The track is taken from the band’s 1969 record Led Zeppelin II and is credited to all four band members, a remarkable feat and one that suggests an unmatchable unity within the group. It also showed the respect that each of the members of the group had for one another. The talent on show in a Led Zeppelin studio must’ve been quite imposing, and it’s songs like this that we see the respect they held for one another.
Though the song certainly contains one of the greatest rock riffs in history, amply performed by Jimmy Page, the track’s real treasure comes with Plant’s iconic vocal performance. Though the wail of a rock vocalist became commonplace during the seventies, it has to be remembered that Robert Plant laid those foundations down a long time before.

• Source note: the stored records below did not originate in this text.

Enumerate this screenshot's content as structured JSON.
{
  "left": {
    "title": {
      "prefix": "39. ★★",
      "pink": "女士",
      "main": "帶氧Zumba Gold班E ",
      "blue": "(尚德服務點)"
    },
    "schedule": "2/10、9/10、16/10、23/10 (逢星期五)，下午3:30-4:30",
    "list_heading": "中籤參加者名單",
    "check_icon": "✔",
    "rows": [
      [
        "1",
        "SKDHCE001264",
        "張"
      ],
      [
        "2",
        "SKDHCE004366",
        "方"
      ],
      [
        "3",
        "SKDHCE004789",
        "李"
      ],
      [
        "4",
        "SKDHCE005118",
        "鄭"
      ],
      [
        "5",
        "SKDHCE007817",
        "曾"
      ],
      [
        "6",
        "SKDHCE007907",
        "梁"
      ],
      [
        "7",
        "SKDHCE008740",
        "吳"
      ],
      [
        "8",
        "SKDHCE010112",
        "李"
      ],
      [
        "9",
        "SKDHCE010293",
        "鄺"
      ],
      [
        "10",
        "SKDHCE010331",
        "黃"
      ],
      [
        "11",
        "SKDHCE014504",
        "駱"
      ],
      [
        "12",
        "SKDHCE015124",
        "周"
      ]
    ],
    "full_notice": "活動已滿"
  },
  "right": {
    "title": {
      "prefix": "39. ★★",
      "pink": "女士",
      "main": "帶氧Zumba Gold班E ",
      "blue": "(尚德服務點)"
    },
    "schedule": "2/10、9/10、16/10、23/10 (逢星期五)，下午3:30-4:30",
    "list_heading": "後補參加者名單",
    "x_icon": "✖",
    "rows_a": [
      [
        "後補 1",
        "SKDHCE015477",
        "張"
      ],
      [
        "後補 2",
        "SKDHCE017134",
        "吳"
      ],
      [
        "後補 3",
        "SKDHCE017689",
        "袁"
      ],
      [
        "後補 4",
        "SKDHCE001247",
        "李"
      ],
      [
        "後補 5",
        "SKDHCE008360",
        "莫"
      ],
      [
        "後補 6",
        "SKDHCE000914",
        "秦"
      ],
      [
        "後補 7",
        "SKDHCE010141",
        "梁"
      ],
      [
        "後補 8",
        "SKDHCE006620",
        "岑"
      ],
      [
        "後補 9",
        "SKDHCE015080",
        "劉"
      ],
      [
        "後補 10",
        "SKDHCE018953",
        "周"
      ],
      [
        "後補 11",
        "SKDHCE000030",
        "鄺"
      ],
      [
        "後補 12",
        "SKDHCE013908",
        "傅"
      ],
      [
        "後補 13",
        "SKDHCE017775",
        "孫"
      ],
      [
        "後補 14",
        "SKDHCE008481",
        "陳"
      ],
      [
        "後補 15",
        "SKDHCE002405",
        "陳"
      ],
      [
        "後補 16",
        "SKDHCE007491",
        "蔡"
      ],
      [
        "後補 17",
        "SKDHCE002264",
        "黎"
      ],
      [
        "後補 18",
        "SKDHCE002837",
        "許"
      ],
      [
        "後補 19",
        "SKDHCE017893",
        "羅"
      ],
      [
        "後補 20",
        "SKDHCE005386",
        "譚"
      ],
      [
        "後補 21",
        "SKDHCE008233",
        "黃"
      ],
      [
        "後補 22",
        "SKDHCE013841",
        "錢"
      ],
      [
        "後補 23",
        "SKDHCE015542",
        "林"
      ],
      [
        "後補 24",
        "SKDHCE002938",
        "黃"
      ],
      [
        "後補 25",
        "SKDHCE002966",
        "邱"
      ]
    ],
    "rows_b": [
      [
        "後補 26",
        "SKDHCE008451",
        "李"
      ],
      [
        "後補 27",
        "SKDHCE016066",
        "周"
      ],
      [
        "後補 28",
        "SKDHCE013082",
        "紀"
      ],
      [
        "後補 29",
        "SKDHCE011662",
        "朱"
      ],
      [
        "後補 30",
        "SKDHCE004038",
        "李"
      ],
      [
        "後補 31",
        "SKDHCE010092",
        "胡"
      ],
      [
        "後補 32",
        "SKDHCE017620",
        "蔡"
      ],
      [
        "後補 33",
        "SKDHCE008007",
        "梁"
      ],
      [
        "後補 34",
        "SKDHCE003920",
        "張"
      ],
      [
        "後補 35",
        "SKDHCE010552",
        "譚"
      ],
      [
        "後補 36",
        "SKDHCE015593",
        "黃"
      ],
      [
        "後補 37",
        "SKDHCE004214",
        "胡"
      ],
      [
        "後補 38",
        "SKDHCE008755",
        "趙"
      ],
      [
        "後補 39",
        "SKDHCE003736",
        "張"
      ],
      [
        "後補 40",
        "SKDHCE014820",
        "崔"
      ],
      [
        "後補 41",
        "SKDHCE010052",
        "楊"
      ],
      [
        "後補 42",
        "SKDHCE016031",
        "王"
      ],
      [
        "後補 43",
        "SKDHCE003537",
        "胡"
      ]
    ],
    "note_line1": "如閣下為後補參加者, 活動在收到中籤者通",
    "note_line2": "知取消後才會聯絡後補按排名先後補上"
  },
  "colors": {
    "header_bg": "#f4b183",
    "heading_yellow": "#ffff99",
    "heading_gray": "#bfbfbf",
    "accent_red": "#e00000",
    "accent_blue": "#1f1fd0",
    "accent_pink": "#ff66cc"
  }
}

‘Since I’ve Been Loving You’
When Led Zeppelin released Led Zeppelin III in 1970, the chances are that many people expected them to flop. They had produce two outstanding records, and nobody thought their express train to the top could continue to chug so heartily. But, as we know now, the band did just that and delivered one of the finest, most underrated, moments of their career. It was through songs like the bombastic ‘Since I’ve Been Loving You’ that we can hear their evolution.
Always concerned with his craft, Plant’s tone is somewhat different too. Not only reliant on the gravelly wail that had become so adored, but Plant also used the record to show his more tender moments.